Pardon my ignorance, but where would I find this console thing? I’m betting we got a partial install from IT that didn’t include this. Assuming I can get the registry hacks in place, where do the logs go, and how would I get them to you? BESClient is version 6.0.21.5. The only other executable I have is WinBESAgentUI.exe, which won’t start interactively.
As another follow-up, one of the other big consumers of I/O is McAfee virus scan. I’m pretty sure its set to scan all file reads and writes. In the performance tuning tips on the BigFix site, it makes mention that there are lots of small files that are read or written when BESClient runs. I can’t kill McAfee, so I can’t tell if the combination is causing the impact. The other thing I found was in the BESClient logs: C:\Program Files\BigFix Enterprise\BES Client__BESData\BES Support\1Performance.fxf warnings about Windows file indexing being enabled, BES Server/Relays are Set to use Compression, The listed BES Servers/Relays have the BES folder compressed, BES Server Does Not Meet Recommended Requirements, etc. This file is dated 4/4/2006, so it may or may not reflect current status. Are there any other logs I can get some clues from?
The BES Server/Relays can suffer performance issues from some of the AV scanners if the components are under high load. This does not tend to be a problem for the agents.
How many agents are having this problem? does this issue occur often or is it sporadic?

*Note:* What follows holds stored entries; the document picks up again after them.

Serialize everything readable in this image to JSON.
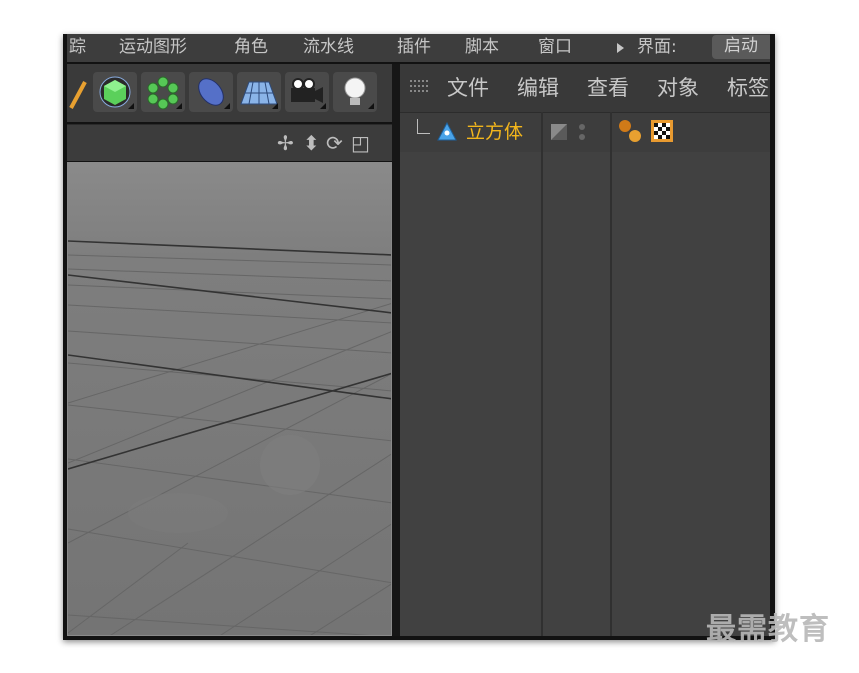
{
  "menubar": {
    "items": [
      "踪",
      "运动图形",
      "角色",
      "流水线",
      "插件",
      "脚本",
      "窗口"
    ],
    "layout_label": "界面:",
    "layout_value": "启动"
  },
  "toolbar": {
    "tools": [
      "cube-object-icon",
      "cloner-icon",
      "deformer-icon",
      "floor-icon",
      "camera-icon",
      "light-icon"
    ]
  },
  "viewport": {
    "nav_icons": [
      "move-icon",
      "pan-icon",
      "rotate-icon",
      "maximize-icon"
    ]
  },
  "object_manager": {
    "menu": [
      "文件",
      "编辑",
      "查看",
      "对象",
      "标签"
    ],
    "objects": [
      {
        "name": "立方体",
        "icon": "cube-primitive-icon",
        "name_color": "#f3b61c"
      }
    ]
  },
  "watermark": "最需教育"
}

It is possible you can have an issue like this that is related to some custom properties that are too aggressive, but as Tyler mentioned, we can do some investigations to try to find this…

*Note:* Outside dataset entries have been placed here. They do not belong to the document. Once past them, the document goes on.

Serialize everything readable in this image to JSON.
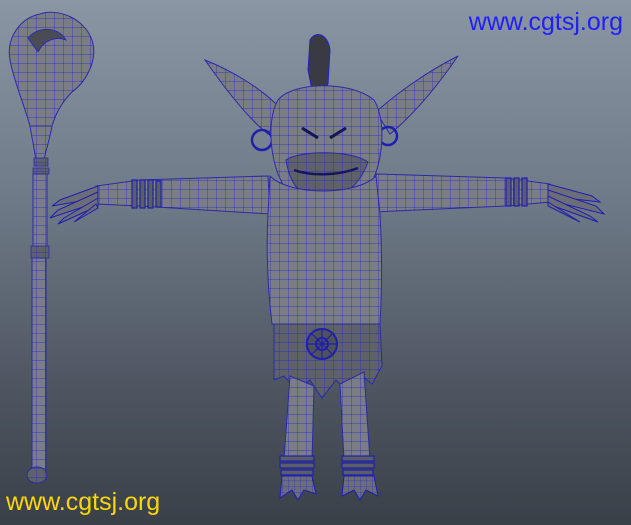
{
  "watermarks": {
    "top_right": "www.cgtsj.org",
    "bottom_left": "www.cgtsj.org"
  },
  "colors": {
    "background_top": "#8a96a4",
    "background_bottom": "#3a4048",
    "mesh_fill": "#7b7d86",
    "mesh_shadow": "#5c5e67",
    "wireframe": "#1e1ec8",
    "dark_accent": "#2a2a2f",
    "watermark_top": "#2020ff",
    "watermark_bottom": "#ffd700"
  },
  "viewport": {
    "shading_mode": "wireframe-on-shaded",
    "objects": [
      "goblin-character",
      "staff"
    ]
  }
}
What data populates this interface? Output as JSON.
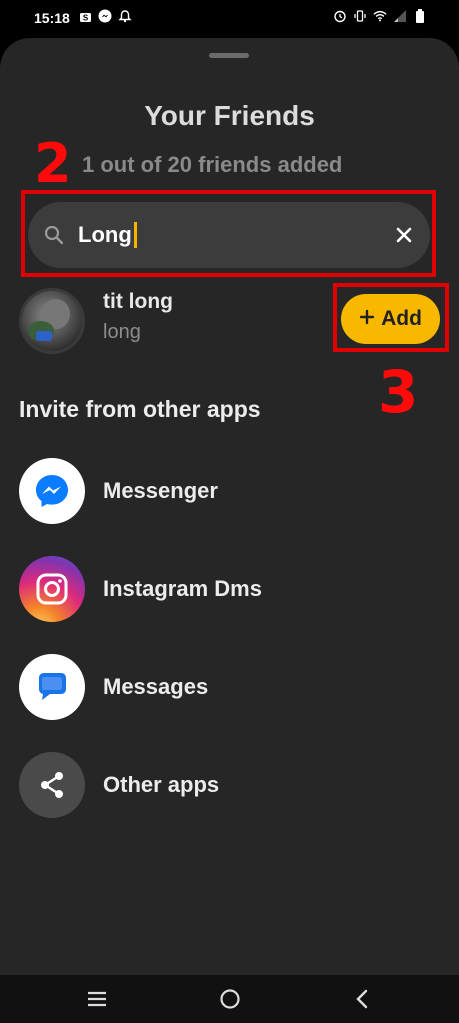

Also, if you temporarily disable the McAfee service, does this issue seem to go away?
Disk I/O - the numbers are indeed high, but do not affect system performance.

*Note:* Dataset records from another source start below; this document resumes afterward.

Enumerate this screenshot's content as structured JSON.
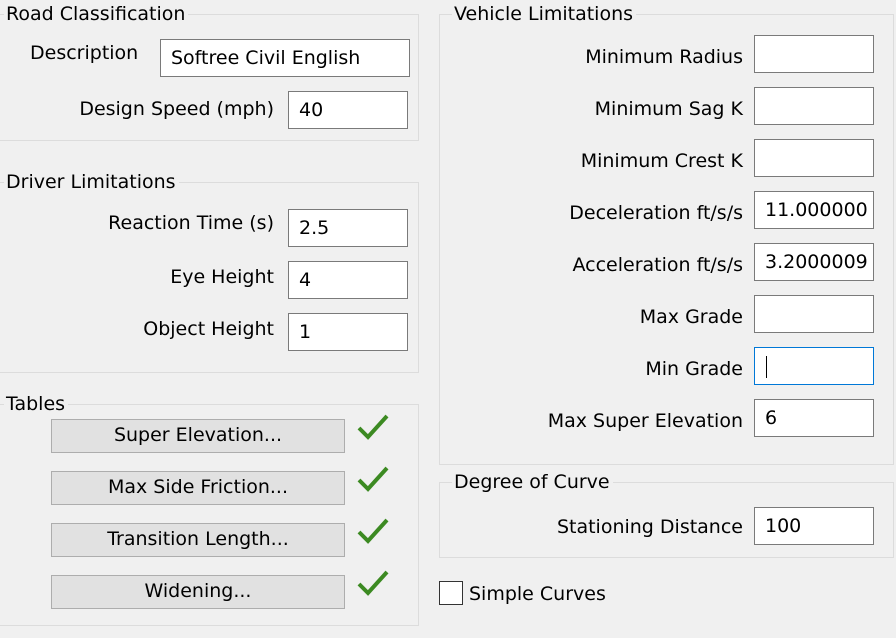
{
  "road_classification": {
    "legend": "Road Classification",
    "description_label": "Description",
    "description_value": "Softree Civil English",
    "design_speed_label": "Design Speed (mph)",
    "design_speed_value": "40"
  },
  "driver_limitations": {
    "legend": "Driver Limitations",
    "reaction_time_label": "Reaction Time (s)",
    "reaction_time_value": "2.5",
    "eye_height_label": "Eye Height",
    "eye_height_value": "4",
    "object_height_label": "Object Height",
    "object_height_value": "1"
  },
  "tables": {
    "legend": "Tables",
    "buttons": [
      {
        "label": "Super Elevation...",
        "status": "check-icon"
      },
      {
        "label": "Max Side Friction...",
        "status": "check-icon"
      },
      {
        "label": "Transition Length...",
        "status": "check-icon"
      },
      {
        "label": "Widening...",
        "status": "check-icon"
      }
    ],
    "check_color": "#3c8a22"
  },
  "vehicle_limitations": {
    "legend": "Vehicle Limitations",
    "fields": [
      {
        "label": "Minimum Radius",
        "value": ""
      },
      {
        "label": "Minimum Sag K",
        "value": ""
      },
      {
        "label": "Minimum Crest K",
        "value": ""
      },
      {
        "label": "Deceleration ft/s/s",
        "value": "11.000000"
      },
      {
        "label": "Acceleration ft/s/s",
        "value": "3.2000009"
      },
      {
        "label": "Max Grade",
        "value": ""
      },
      {
        "label": "Min Grade",
        "value": ""
      },
      {
        "label": "Max Super Elevation",
        "value": "6"
      }
    ]
  },
  "degree_of_curve": {
    "legend": "Degree of Curve",
    "stationing_label": "Stationing Distance",
    "stationing_value": "100"
  },
  "simple_curves": {
    "label": "Simple Curves",
    "checked": false
  },
  "colors": {
    "background": "#f0f0f0",
    "focus_border": "#0078d7"
  }
}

McAfee Antivirus - i excluded the C:\Program Files\BigFix Enterprise\BES Client__BESData folder from scans in ePO, and that solved this problem.
McAfee HIPS, however, is a whole new story:
i am currently testing HIPS deployment in my organization, and i found that when both BESClient and McAfee HIPS are working, the computer has terrible response time.
disabling any of these (wither HIPS or BESClient service) will release the computer’s resources.
looking in McAfee KB i found nothing.
Chris / Ernie, do you also have McAfee HIPS installed?
One of our other customers reported that McAfee HIPS was causing an issue similar to the one that you described. The status update I heard from the customer was that McAfee was looking into it now and we have made ourselves available to McAfee to help answer any questions that they might have.
We heard back from McAfee and they said that their 6.1 agent did not work well with applications that did a lot of registry access. McAfee 7.0 HIPS agent apparently resolves this issue.
I am with the customer Ben is referring to. This problem was supposed to have been fixed with HIPS version 7, however, this is not the case. If you have HIPS 6.1 or 7.0 and BESClient 7.0, then this will cause you a problem. There is no problem with HIPS and BESClient 6 I have tested a work around for the problem and it seems to be working. Here’s what we did:
First, in the Policy Catalog, we added BigFix to our Trusted Applications list. We then went into the IPS Rules and put in an exclusion in our Application Protection Rules for Bigfix. Finally, we created an exception rule in our IPS Rules for the BESClient for rule 1002.
Essentially, the problem is that McAfee does not allow BigFix to enumerate the registry for a number of HIPS related keys. Rule 1002 is the signature that protects the registry from viewing. Granting BigFix an exception to this signature seems to do well as a workaround.